NATHALIE RASSEM
Quartier Fordamba quelques mètres du centre ville de Bongor, il est un peu plus de 11h, Valery Djasrabé Soroda ne quitte pas son écran des yeux. Pressé par les délais, le jeune infographe et imprimeur doit livrer des éléments de visibilité, commandés par une ONG de la place. Il doit encore finaliser le montage sur son ordinateur, avant de les envoyer à l’impression de l’autre côté du bâtiment.
Dans la salle attenante à son bureau, des photocopieuses sont en pleine action. Le temps de donner quelques instructions aux employés qui s’y affairent, il va dans la salle d’impression. La grosse machine dans cette chambre obscure grince sur un mouvement de va et vient, et une énorme banderole en sort. Sur la table juste à côté, des T-shirts sentant encore l’odeur de l’encre sont entreposés.
“Ces banderoles que vous voyez, je les prends à Yagoua, c’est moins cher là-bas”, explique le jeune entrepreneur. Comme pour dire que son activité dépend en grande partie du marché camerounais de Yagoua, une ville située à quelques 20 kilomètres de sa ville de résidence.
En cette fin de matinée, Valery a rendez-vous avec son fournisseur dans cette ville du nord Cameroun. Après s’être assuré de la qualité de l’impression de la commande en cours, il quitte son atelier à bord de sa moto, direction le pont de l’Unité situé à la sortie de la ville. A l’entrée du pont, il est presque nostalgique. En contrebas, trônent encore d’anciens bureaux policiers et douaniers, et un vieux bateau de patrouille fluviale. C’était le lieu de toutes ses souffrances, il y a encore un an.
« C’est ici que j’avais l’habitude d’embarquer. Il fallait parfois attendre plusieurs heures avant de traverser. Il y avait beaucoup de pirogues, mais le transport dépendait du nombre de passagers. Souvent, les clients attendaient leurs commandes pendant que nous étions bloqués au bord du fleuve », se souvient-il.
Des retards, des coûts de transport élevés aujourd’hui derrière lui, ont lourdement pesé sur son activité, réduisant ses marges bénéficiaires.« C’était un véritable calvaire. Je commandais mes marchandises à Yagoua, mais les délais étaient imprévisibles. Les clients perdaient parfois patience et certaines commandes étaient annulées », explique-t-il.
Depuis l’ouverture du pont de l’Unité, la situation s’est améliorée. Il lui faut désormais une trentaine de minutes pour rallier les deux rives. A bord de sa moto, Valery peut désormais effectuer plusieurs allers-retours dans la même journée. « Cela me permet de répondre plus rapidement aux besoins de mes clients et d’organiser mon travail de manière plus efficace », affirme t-il tout joyeux.
Cette amélioration de la mobilité a eu des effets directs sur les performances de son entreprise. Grâce à une meilleure disponibilité des produits et à une réduction des délais de livraison, il a pu développer sa clientèle et décrocher des contrats plus importants, notamment avec des organisations non gouvernementales.« Avant, je réalisais difficilement certaines commandes. Aujourd’hui, je peux répondre à des marchés de plusieurs millions de francs CFA. La rapidité d’approvisionnement me permet de satisfaire davantage de clients », souligne-t-il.
L’évolution de son activité lui a également permis de créer de l’emploi. Son entreprise compte désormais cinq jeunes collaborateurs sous contrat.« Avant, je ne pouvais leur offrir que des motivations ponctuelles. Aujourd’hui, grâce à l’évolution de l’entreprise, je suis en mesure de leur proposer un emploi plus stable ».

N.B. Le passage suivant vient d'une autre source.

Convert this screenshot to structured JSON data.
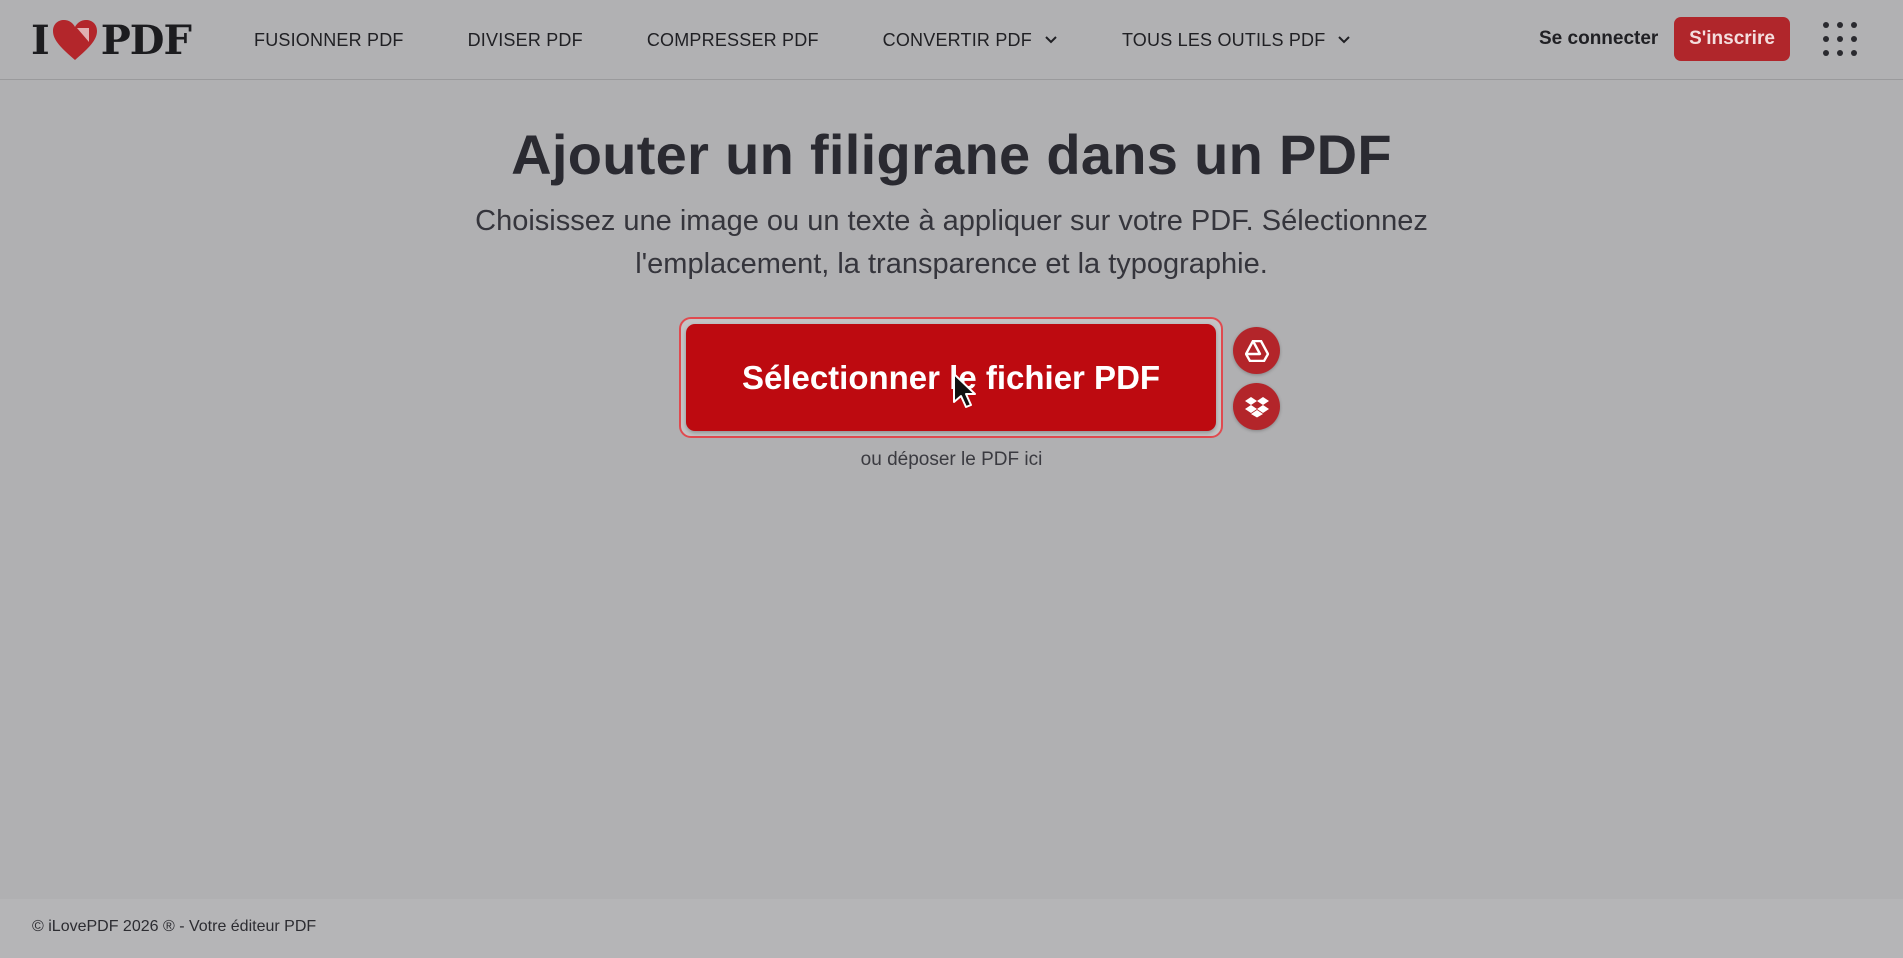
{
  "header": {
    "logo": {
      "left": "I",
      "right": "PDF"
    },
    "nav": [
      {
        "label": "FUSIONNER PDF",
        "dropdown": false
      },
      {
        "label": "DIVISER PDF",
        "dropdown": false
      },
      {
        "label": "COMPRESSER PDF",
        "dropdown": false
      },
      {
        "label": "CONVERTIR PDF",
        "dropdown": true
      },
      {
        "label": "TOUS LES OUTILS PDF",
        "dropdown": true
      }
    ],
    "login_label": "Se connecter",
    "signup_label": "S'inscrire"
  },
  "main": {
    "title": "Ajouter un filigrane dans un PDF",
    "subtitle": "Choisissez une image ou un texte à appliquer sur votre PDF. Sélectionnez l'emplacement, la transparence et la typographie.",
    "select_label": "Sélectionner le fichier PDF",
    "drop_hint": "ou déposer le PDF ici"
  },
  "footer": {
    "text": "© iLovePDF 2026 ® - Votre éditeur PDF"
  },
  "colors": {
    "brand": "#bd0a10",
    "page_bg": "#b0b0b2"
  }
}
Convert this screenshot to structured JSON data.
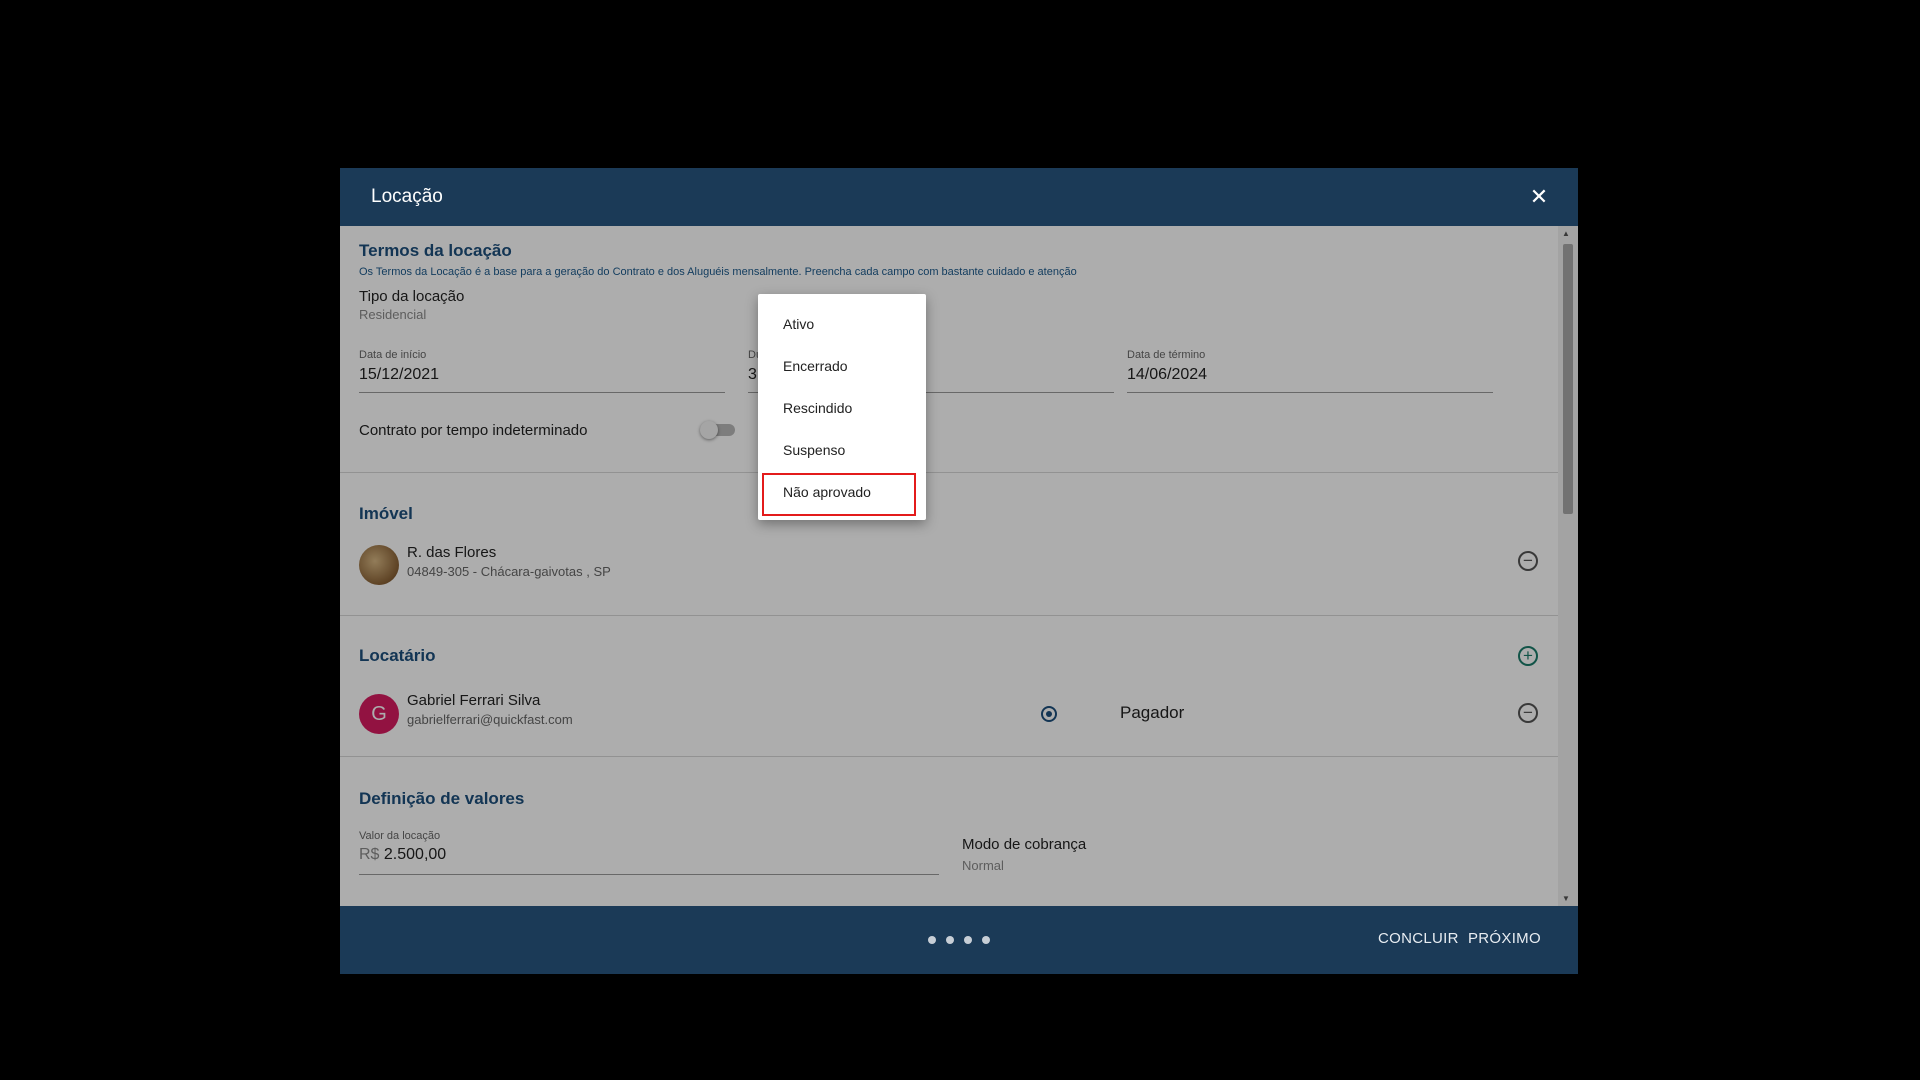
{
  "dialog": {
    "title": "Locação"
  },
  "terms": {
    "title": "Termos da locação",
    "subtitle": "Os Termos da Locação é a base para a geração do Contrato e dos Aluguéis mensalmente. Preencha cada campo com bastante cuidado e atenção",
    "tipo_label": "Tipo da locação",
    "tipo_value": "Residencial",
    "inicio_label": "Data de início",
    "inicio_value": "15/12/2021",
    "duracao_label": "Du",
    "duracao_value": "3",
    "termino_label": "Data de término",
    "termino_value": "14/06/2024",
    "indeterminado_label": "Contrato por tempo indeterminado"
  },
  "imovel": {
    "title": "Imóvel",
    "name": "R. das Flores",
    "address": "04849-305 - Chácara-gaivotas , SP"
  },
  "locatario": {
    "title": "Locatário",
    "avatar_letter": "G",
    "name": "Gabriel Ferrari Silva",
    "email": "gabrielferrari@quickfast.com",
    "role_label": "Pagador"
  },
  "valores": {
    "title": "Definição de valores",
    "valor_label": "Valor da locação",
    "currency": "R$",
    "valor_value": "2.500,00",
    "modo_label": "Modo de cobrança",
    "modo_value": "Normal"
  },
  "status_menu": {
    "items": [
      "Ativo",
      "Encerrado",
      "Rescindido",
      "Suspenso",
      "Não aprovado"
    ],
    "highlighted": "Não aprovado"
  },
  "footer": {
    "concluir": "CONCLUIR",
    "proximo": "PRÓXIMO",
    "step_count": 4,
    "active_step": 1
  },
  "colors": {
    "header_bg": "#1b3a57",
    "section_title": "#1c4f7c",
    "avatar_bg": "#d81b60",
    "add_icon": "#1b7d6a",
    "highlight_border": "#e31b1b"
  },
  "icons": [
    "close-icon",
    "remove-icon",
    "add-icon",
    "radio-selected-icon",
    "scroll-up-icon",
    "scroll-down-icon"
  ]
}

Mais l’embellie ne va pas sans d’autres difficultés. Si le pont représente une opportunité incontestable pour son activité, il apporte aussi son lot de défis. L’ouverture de cette nouvelle voie d’accès facilite également la concurrence avec les imprimeries installées de l’autre côté de la frontière.« Au Cameroun, les équipements et les consommables sont plus accessibles et souvent moins chers. Certains clients traversent pour faire imprimer leurs supports là-bas, ce qui augmente la concurrence », reconnaît-il.
L’ouvrage a permis de désenclaver la région, de dynamiser les échanges commerciaux et d’offrir de nouvelles perspectives aux jeunes entrepreneurs, à l’exemple de Valery. Mais pour le moment, aucune statistique officielle ne permet de mesurer le volume réel des échanges entre les deux pays voisins, grâce à ce pont de 620 mètres de long.